Joshua Bloch addesses this in Effective Java: Second Edition in item 34, when he presents a shared interface pattern for enums. Here is his example of the pattern:
public interface Operation {
double apply(double x, double y);
}
public enum BasicOperation implements Operation {
PLUS("+") {
public double apply(double x, double y) { return x + y; }
},
MINUS("-") {
public double apply(double x, double y) { return x - y; }
},
TIMES("*") {
public double apply(double x, double y) { return x * y; }
},
DIVIDE("/") {
public double apply(double x, double y) { return x / y; }
}
This is about as close as you can get to shared state when it comes to enums.

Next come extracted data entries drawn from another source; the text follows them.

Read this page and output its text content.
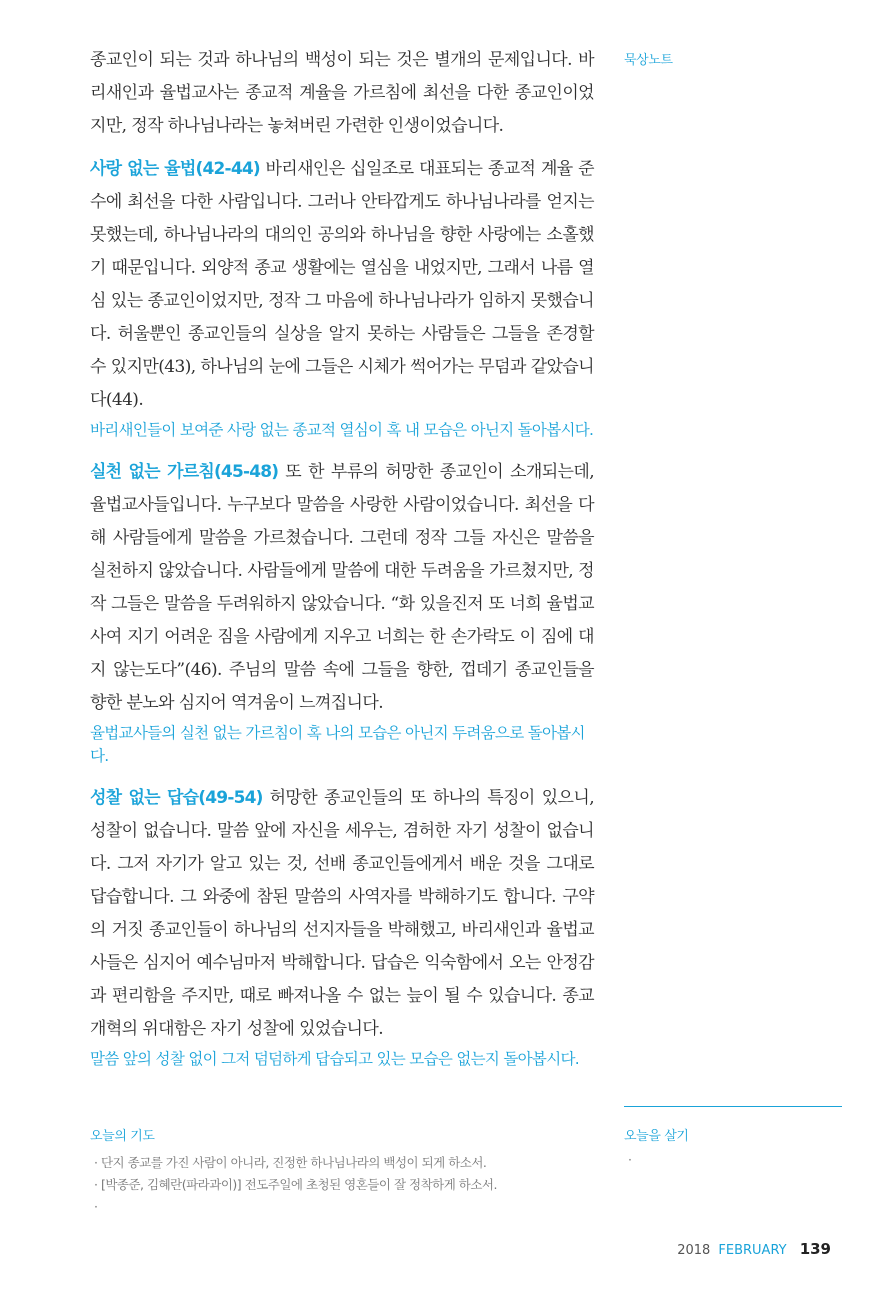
묵상노트

종교인이 되는 것과 하나님의 백성이 되는 것은 별개의 문제입니다. 바리새인과 율법교사는 종교적 계율을 가르침에 최선을 다한 종교인이었지만, 정작 하나님나라는 놓쳐버린 가련한 인생이었습니다.

사랑 없는 율법(42-44) 바리새인은 십일조로 대표되는 종교적 계율 준수에 최선을 다한 사람입니다. 그러나 안타깝게도 하나님나라를 얻지는 못했는데, 하나님나라의 대의인 공의와 하나님을 향한 사랑에는 소홀했기 때문입니다. 외양적 종교 생활에는 열심을 내었지만, 그래서 나름 열심 있는 종교인이었지만, 정작 그 마음에 하나님나라가 임하지 못했습니다. 허울뿐인 종교인들의 실상을 알지 못하는 사람들은 그들을 존경할 수 있지만(43), 하나님의 눈에 그들은 시체가 썩어가는 무덤과 같았습니다(44).

바리새인들이 보여준 사랑 없는 종교적 열심이 혹 내 모습은 아닌지 돌아봅시다.

실천 없는 가르침(45-48) 또 한 부류의 허망한 종교인이 소개되는데, 율법교사들입니다. 누구보다 말씀을 사랑한 사람이었습니다. 최선을 다해 사람들에게 말씀을 가르쳤습니다. 그런데 정작 그들 자신은 말씀을 실천하지 않았습니다. 사람들에게 말씀에 대한 두려움을 가르쳤지만, 정작 그들은 말씀을 두려워하지 않았습니다. “화 있을진저 또 너희 율법교사여 지기 어려운 짐을 사람에게 지우고 너희는 한 손가락도 이 짐에 대지 않는도다”(46). 주님의 말씀 속에 그들을 향한, 껍데기 종교인들을 향한 분노와 심지어 역겨움이 느껴집니다.

율법교사들의 실천 없는 가르침이 혹 나의 모습은 아닌지 두려움으로 돌아봅시다.

성찰 없는 답습(49-54) 허망한 종교인들의 또 하나의 특징이 있으니, 성찰이 없습니다. 말씀 앞에 자신을 세우는, 겸허한 자기 성찰이 없습니다. 그저 자기가 알고 있는 것, 선배 종교인들에게서 배운 것을 그대로 답습합니다. 그 와중에 참된 말씀의 사역자를 박해하기도 합니다. 구약의 거짓 종교인들이 하나님의 선지자들을 박해했고, 바리새인과 율법교사들은 심지어 예수님마저 박해합니다. 답습은 익숙함에서 오는 안정감과 편리함을 주지만, 때로 빠져나올 수 없는 늪이 될 수 있습니다. 종교개혁의 위대함은 자기 성찰에 있었습니다.

말씀 앞의 성찰 없이 그저 덤덤하게 답습되고 있는 모습은 없는지 돌아봅시다.

오늘의 기도
· 단지 종교를 가진 사람이 아니라, 진정한 하나님나라의 백성이 되게 하소서.
· [박종준, 김혜란(파라과이)] 전도주일에 초청된 영혼들이 잘 정착하게 하소서.
·
오늘을 살기
·
2018 FEBRUARY 139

As Johan Sjöberg said above, it might just be easiest to simply combine the enums into another enum.
Best of luck!
The closest you can get is to have A and B implement some shared interface.
enum A implements MyEnum{A1,A2}
enum B implements MyEnum{B1,B2}
MyEnum e = B.B1;
This solution wont work with the switch statement nor with the optimised enum collections.
Your use-case is not supported by the java enum implementation, it was either to complex to implement (compared to its usefulness) or it didn't come up (none of the few languages that I know support this directly).